La mezcla es sometida a un secado, procesándose en varias máquinas, entre ellas el liofilizador, que deshidrata el compuesto a través de un proceso que implica la transformación de la sustancia de estado congelado a vapor. Lo obtenido se mezcla con otros productos naturales para formar una pasta, que al colocarla en moldes y dejarla secar al aire libre se obtiene el bioplástico.

El equipo científico universitario mencionó que las cualidades del material dependerán del tipo de antioxidante agregado, es decir, en caso de mezclarse con propóleos, obtenidos de la región del norte de México, el biopolímero adquiere características duraderas, resistentes e ideales para guardar alimentos de forma segura, puesto que no desprende olores, y a su vez evita la proliferación de hongos y bacterias dado a su naturaleza.

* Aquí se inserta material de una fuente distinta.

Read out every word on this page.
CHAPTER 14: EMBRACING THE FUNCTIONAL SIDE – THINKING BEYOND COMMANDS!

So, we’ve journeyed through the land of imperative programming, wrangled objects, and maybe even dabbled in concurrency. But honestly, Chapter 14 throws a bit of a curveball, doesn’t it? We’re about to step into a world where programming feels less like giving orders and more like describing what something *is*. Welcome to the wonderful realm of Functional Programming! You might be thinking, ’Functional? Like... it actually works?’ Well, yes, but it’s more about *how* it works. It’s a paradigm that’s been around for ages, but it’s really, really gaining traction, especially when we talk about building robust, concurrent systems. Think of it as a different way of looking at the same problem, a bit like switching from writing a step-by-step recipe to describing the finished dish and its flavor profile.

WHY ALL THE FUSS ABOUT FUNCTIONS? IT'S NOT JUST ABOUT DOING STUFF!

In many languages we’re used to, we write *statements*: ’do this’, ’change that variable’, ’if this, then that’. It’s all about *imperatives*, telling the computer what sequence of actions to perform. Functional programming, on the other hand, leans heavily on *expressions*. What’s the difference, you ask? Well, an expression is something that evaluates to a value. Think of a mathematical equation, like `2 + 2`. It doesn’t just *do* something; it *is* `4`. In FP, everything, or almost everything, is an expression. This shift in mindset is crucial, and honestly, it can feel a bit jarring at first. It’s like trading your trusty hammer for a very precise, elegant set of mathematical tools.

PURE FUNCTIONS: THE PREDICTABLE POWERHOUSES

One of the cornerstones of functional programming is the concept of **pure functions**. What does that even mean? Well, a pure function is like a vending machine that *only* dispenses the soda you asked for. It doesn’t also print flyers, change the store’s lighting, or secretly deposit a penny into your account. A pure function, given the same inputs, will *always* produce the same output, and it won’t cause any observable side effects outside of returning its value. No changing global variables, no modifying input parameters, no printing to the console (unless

Al realizar la mezcla con ácidos cítricos, el biomaterial deriva en un producto más delgado que el obtenido con propóleo, con un tiempo de vida más corto y con capacidad de ser utilizado para la fabricación de bolsas de supermercado.

Asimismo, las estudiantes mencionaron que después de experimentar se constató que el producto también puede utilizarse para crear composta o abono para plantas, ya que tiene una vida media de 90 días y es cien por ciento natural.

A pesar de que estos biopolímeros pueden ser obtenidos a partir de cualquier alimento que contenga almidón, las estudiantes indicaron que ellas buscaron un fruto que fuera rico en este polisacárido y que además fuera un desecho común en los hogares y así surgió la idea del plátano.

El equipo que trabajó en el desarrollo está conformado por Giovanna Sandoval Larios, Kathya Jocelinne Rivera Valencia, Guadalupe Adilene Baker López, y el asesoramiento fue a cargo del Químico Fármaco Biólogo Ramón Efraín Lugo Sepúlveda profesor de Química orgánica en la Unison.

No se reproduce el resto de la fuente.